The key is to balance the flash with the Christmas lights. However, even though I did say 'balance', I wouldn't use TTL-BL, because the ambient will be very low, and the camera would have to be set to a very slow shutter (or very high ISO) to make a properly exposed ambient image. TTL-BL depends on a properly exposed image to work correctly.
So, I would use regular TTL with the camera in A mode. That will limit the shutter to the 'flash shutter speed' which is set to 1/60th as a default. Then, I would set the ISO to achieve nice bright Christmas lights (probably around ISO 800), and reduce the flash by about -0.7 ev to keep the subject from being 'over-flashed' - that's my term. It doesn't mean overexposed. It means too bright to look natural.
During the Golden Hour you will also have the problem of quickly changing light conditions and bright sky. Then, especially if there is a sunset, try using TTL-BL and camera P mode. Pick up your focus by pushing the AF-ON button. Then, point the camera above the head of the subject to include the sunset sky and push and hold the A-EL button to pick up the exposure and hold the focus. Then, reframe and take the shot while still holding the A-EL button.
You should practice this method for balancing the sky with the flash a lot before the wedding, so you can do it quickly. It's easy once you do it a while.

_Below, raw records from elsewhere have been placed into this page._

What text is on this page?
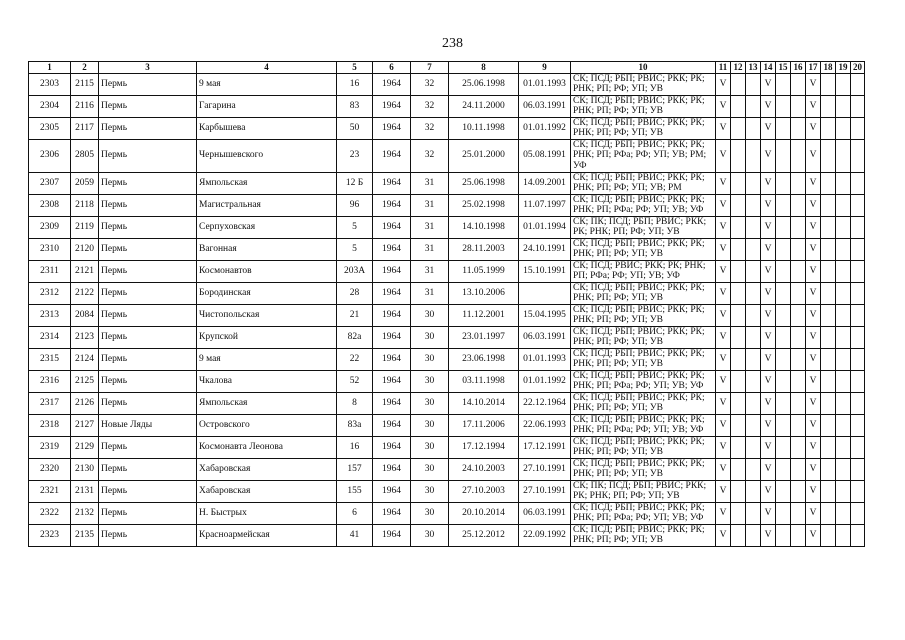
238
1	2	3	4	5	6	7	8	9	10	11	12	13	14	15	16	17	18	19	20
2303	2115	Пермь	9 мая	16	1964	32	25.06.1998	01.01.1993	СК; ПСД; РБП; РВИС; РКК; РК; РНК; РП; РФ; УП; УВ	V			V			V			
2304	2116	Пермь	Гагарина	83	1964	32	24.11.2000	06.03.1991	СК; ПСД; РБП; РВИС; РКК; РК; РНК; РП; РФ; УП; УВ	V			V			V			
2305	2117	Пермь	Карбышева	50	1964	32	10.11.1998	01.01.1992	СК; ПСД; РБП; РВИС; РКК; РК; РНК; РП; РФ; УП; УВ	V			V			V			
2306	2805	Пермь	Чернышевского	23	1964	32	25.01.2000	05.08.1991	СК; ПСД; РБП; РВИС; РКК; РК; РНК; РП; РФа; РФ; УП; УВ; РМ; УФ	V			V			V			
2307	2059	Пермь	Ямпольская	12 Б	1964	31	25.06.1998	14.09.2001	СК; ПСД; РБП; РВИС; РКК; РК; РНК; РП; РФ; УП; УВ; РМ	V			V			V			
2308	2118	Пермь	Магистральная	96	1964	31	25.02.1998	11.07.1997	СК; ПСД; РБП; РВИС; РКК; РК; РНК; РП; РФа; РФ; УП; УВ; УФ	V			V			V			
2309	2119	Пермь	Серпуховская	5	1964	31	14.10.1998	01.01.1994	СК; ПК; ПСД; РБП; РВИС; РКК; РК; РНК; РП; РФ; УП; УВ	V			V			V			
2310	2120	Пермь	Вагонная	5	1964	31	28.11.2003	24.10.1991	СК; ПСД; РБП; РВИС; РКК; РК; РНК; РП; РФ; УП; УВ	V			V			V			
2311	2121	Пермь	Космонавтов	203А	1964	31	11.05.1999	15.10.1991	СК; ПСД; РВИС; РКК; РК; РНК; РП; РФа; РФ; УП; УВ; УФ	V			V			V			
2312	2122	Пермь	Бородинская	28	1964	31	13.10.2006		СК; ПСД; РБП; РВИС; РКК; РК; РНК; РП; РФ; УП; УВ	V			V			V			
2313	2084	Пермь	Чистопольская	21	1964	30	11.12.2001	15.04.1995	СК; ПСД; РБП; РВИС; РКК; РК; РНК; РП; РФ; УП; УВ	V			V			V			
2314	2123	Пермь	Крупской	82а	1964	30	23.01.1997	06.03.1991	СК; ПСД; РБП; РВИС; РКК; РК; РНК; РП; РФ; УП; УВ	V			V			V			
2315	2124	Пермь	9 мая	22	1964	30	23.06.1998	01.01.1993	СК; ПСД; РБП; РВИС; РКК; РК; РНК; РП; РФ; УП; УВ	V			V			V			
2316	2125	Пермь	Чкалова	52	1964	30	03.11.1998	01.01.1992	СК; ПСД; РБП; РВИС; РКК; РК; РНК; РП; РФа; РФ; УП; УВ; УФ	V			V			V			
2317	2126	Пермь	Ямпольская	8	1964	30	14.10.2014	22.12.1964	СК; ПСД; РБП; РВИС; РКК; РК; РНК; РП; РФ; УП; УВ	V			V			V			
2318	2127	Новые Ляды	Островского	83а	1964	30	17.11.2006	22.06.1993	СК; ПСД; РБП; РВИС; РКК; РК; РНК; РП; РФа; РФ; УП; УВ; УФ	V			V			V			
2319	2129	Пермь	Космонавта Леонова	16	1964	30	17.12.1994	17.12.1991	СК; ПСД; РБП; РВИС; РКК; РК; РНК; РП; РФ; УП; УВ	V			V			V			
2320	2130	Пермь	Хабаровская	157	1964	30	24.10.2003	27.10.1991	СК; ПСД; РБП; РВИС; РКК; РК; РНК; РП; РФ; УП; УВ	V			V			V			
2321	2131	Пермь	Хабаровская	155	1964	30	27.10.2003	27.10.1991	СК; ПК; ПСД; РБП; РВИС; РКК; РК; РНК; РП; РФ; УП; УВ	V			V			V			
2322	2132	Пермь	Н. Быстрых	6	1964	30	20.10.2014	06.03.1991	СК; ПСД; РБП; РВИС; РКК; РК; РНК; РП; РФа; РФ; УП; УВ; УФ	V			V			V			
2323	2135	Пермь	Красноармейская	41	1964	30	25.12.2012	22.09.1992	СК; ПСД; РБП; РВИС; РКК; РК; РНК; РП; РФ; УП; УВ	V			V			V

And don't be afraid of using camera P mode. My wedding photographer friends say the 'P' mode means 'Professional' mode, since most amateur photographers won't use it. You just have to fully understand it to make it work for you. In bright ambient conditions you have bright ambient conditions when you want to expose the sunset sky correctly, and P mode first sets the shutter to sync speed and then controls the ambient exposure with the aperture. That's exactly what you would do manually in M mode, so why not let P mode do it for you automatically.
Of course, you could always use Auto FP High Speed Sync and put the camera in A mode. The problem with FP Sync mode is that the maximum flash power is less than half of what it is in regular sync, meaning your maximum working distance from your subject is much less. I normally use regular sync and P mode when shooting TTL-BL.